What Do Underwriters Do?

August 26, 2009 5 Comments »
What Do Underwriters Do?

Here’s some Q&A with regard to the home loan approval process: “What do underwriters do?”

Once you actually apply for a home loan, your mortgage application will be submitted and sent along to a loan underwriter, who will determine if you qualify for a mortgage.

The underwriter can be your best friend or your worst enemy, so it’s important to put your best foot forward.  The expression, “you’ve only got one chance to make a first impression” comes to mind.

An Underwriter Will Approve, Suspend, or Decline Your Mortgage Application

Put simply, the underwriter’s job is to approve, suspend, or decline your mortgage application.

If the loan is approved, you’ll receive a list of “conditions” which must be met before you receive your loan documents.  So in essence, it’s really a conditional loan approval.

If the loan is suspended, you’ll need to supply additional information or documentation to move it to approved status.

If the loan is declined, you’ll more than likely need to apply elsewhere, with another bank or mortgage lender.

The Three C’s of Underwriting

That said, you may be wondering how underwriters determine the outcome of your mortgage application?

Well, there are the “three C’s of underwriting,” otherwise known as credit reputation, capacity, and collateral.

Credit reputation has to do with your credit history, including past foreclosures, bankruptcies, judgments, and basically measures your willingness to pay your debts.

(What credit score do I need to get a mortgage?)

If you’ve had previous mortgage delinquencies or even non-housing related delinquencies, these will need to be taken into account.

Typically these items will be reflected in your three-digit credit score, which can actually eliminate you without any further underwriting necessary if you fall below a certain threshold.

Your history supporting significant amounts of debt is also important; if the most you’ve ever financed has been a plasma TV, the underwriter may think twice about approving your six-figure loan application.

Capacity deals with a borrower’s actual ability to repay a loan, using things like debt-to-income ratio, salary, cash reserves, loan program and more.

This covers whether the loan is interest-only, an adjustable-rate mortgage or a fixed-rate mortgage, cash-out refinance or simply rate and term.

The underwriter wants to know that you can repay the mortgage you’re applying for before granting approval.

(How much house can I afford?)

Finally, collateral deals with the borrower’s down payment, loan-to-value ratio, property type, and property use, as the lender will be stuck with the home if the borrower fails to make timely mortgage payments.

Underwriters Consider Layered Risk

Now it’s important to understand that the three C’s are not independent of one another.

All three must be considered simultaneously to understand the level of layered risk that could be present in said application.

For example, if the borrower has a less-than-stellar credit score, limited asset reserves, and a minimal down payment, the risk layering could be deemed excessive, leading to denial.

This is the underwriter’s discretion, and can certainly be subjective based on other factors such as job type, how long the borrower has been in the job, why the credit score is less than perfect, and so on.

The underwriter must decide, based on all the criteria, if the borrower is an acceptable risk for the mortgage lender, and if the end product can be resold without difficulty to investors.

Layered risk is a major reason why the mortgage crisis got so out of hand.

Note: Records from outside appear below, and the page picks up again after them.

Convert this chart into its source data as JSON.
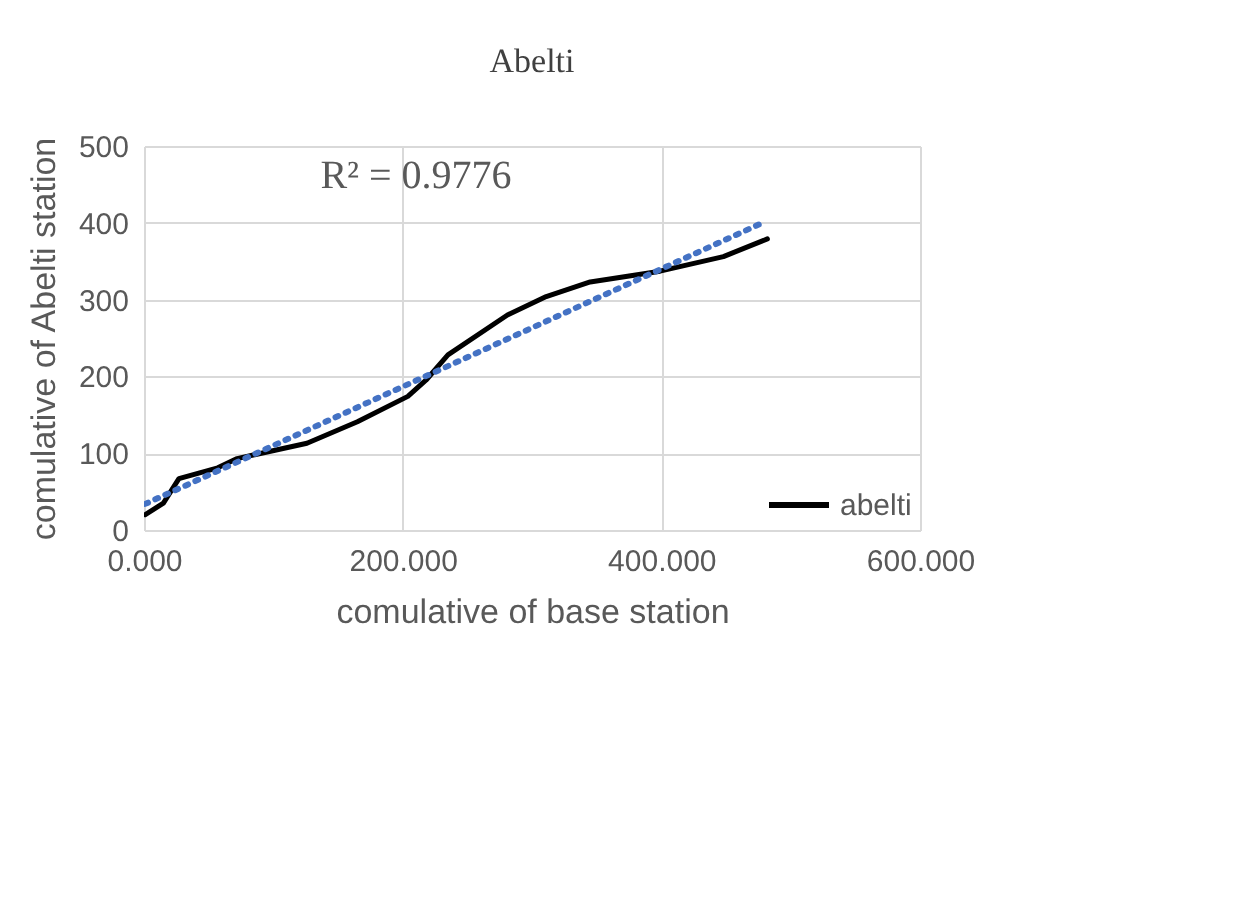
{
  "chart_data": {
    "type": "line",
    "title": "Abelti",
    "xlabel": "comulative of base station",
    "ylabel": "comulative of Abelti station",
    "annotations": [
      "R² = 0.9776"
    ],
    "series": [
      {
        "name": "abelti",
        "color": "#000000",
        "line_style": "solid",
        "x": [
          1,
          15,
          27,
          57,
          72,
          126,
          165,
          204,
          218,
          235,
          281,
          311,
          345,
          399,
          448,
          482
        ],
        "values": [
          20,
          35,
          67,
          81,
          93,
          113,
          141,
          174,
          195,
          228,
          280,
          304,
          323,
          337,
          356,
          379
        ]
      },
      {
        "type": "line",
        "color": "#4472c4",
        "line_style": "dotted",
        "x": [
          1,
          477
        ],
        "values": [
          34,
          399
        ]
      }
    ],
    "xlim": [
      0,
      600
    ],
    "xticks": [
      {
        "value": 0,
        "label": "0.000"
      },
      {
        "value": 200,
        "label": "200.000"
      },
      {
        "value": 400,
        "label": "400.000"
      },
      {
        "value": 600,
        "label": "600.000"
      }
    ],
    "ylim": [
      0,
      500
    ],
    "yticks": [
      0,
      100,
      200,
      300,
      400,
      500
    ],
    "grid": true,
    "legend": "bottom right",
    "marker": "none"
  }
}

Scores of borrowers applied for mortgages with stated income and zero down financing, which is certainly very high risk, and were easily approved.

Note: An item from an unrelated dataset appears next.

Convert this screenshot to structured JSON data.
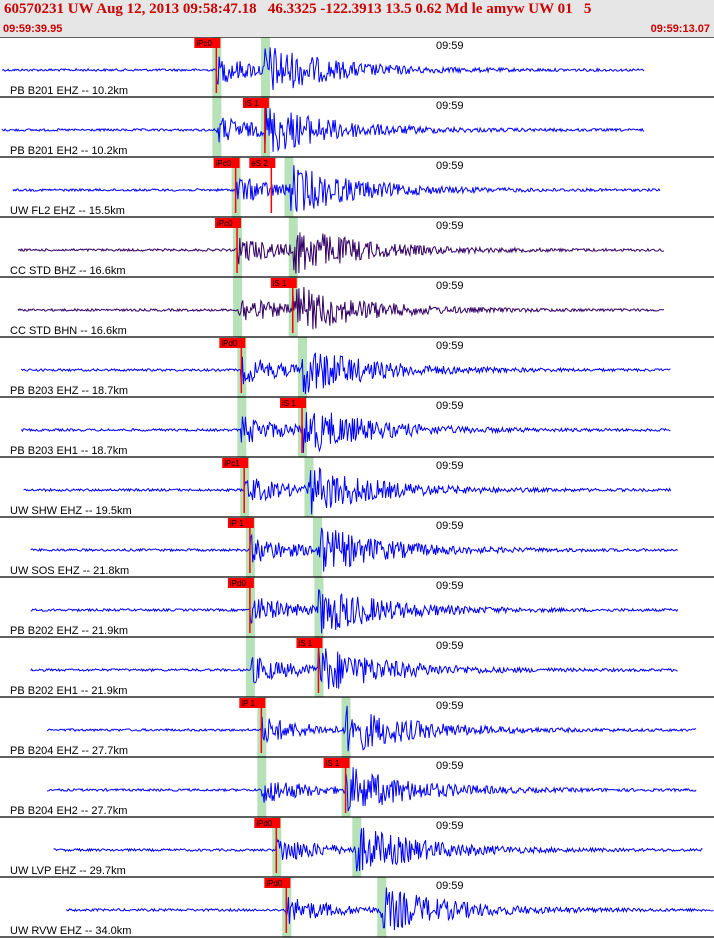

Rising home prices covered up the mess for a while, but it didn’t take long for everything to unravel. This is why sound mortgage underwriting is so critical to a healthy housing market.

(photo: Joelk75)

5 Comments

  1. Renee April 15, 2015 at 1:53 pm -

    My husband recently switched from employee to contractor that receives 1099. We are being told that regardless of credit score and down payment we will have to show 2 years of Self Employment tax returns in order to be considered. Is there any way around this and if we apply will we considered at all?

  2. Colin Robertson April 15, 2015 at 4:53 pm -

    Hi Renee,

    Changes in employment can present challenges, especially going from W-2 to self-employed, and certainly if it’s less than two years. But if he’s been doing it over a year and it’s in the same line of work and an equal or better position than his former one, it may be possible to get financing. It might be best to speak with a broker or two so they can scan their range of offerings to see what lenders might be willing to help. And maybe also reach out to some portfolio lenders who keep their loans and thereby underwrite a bit differently.

  3. RAD June 3, 2015 at 2:51 pm -

    if i have less than stella credit and a student loan in default, which is now being rehabilitated, how can i get my pre approval from a lender, ??

  4. Colin Robertson June 3, 2015 at 3:53 pm -

    Rad,

    You may still be able to get approved but it’s probably better to apply when your credit score is higher…lower rate, more options.

  5. rodger August 23, 2015 at 12:47 am -

    I included my home in a bankruptcy 5 years ago but the mortgage company has failed to foreclose on the loan, I have reestablished my credit and have a good credit score can I still buy a home?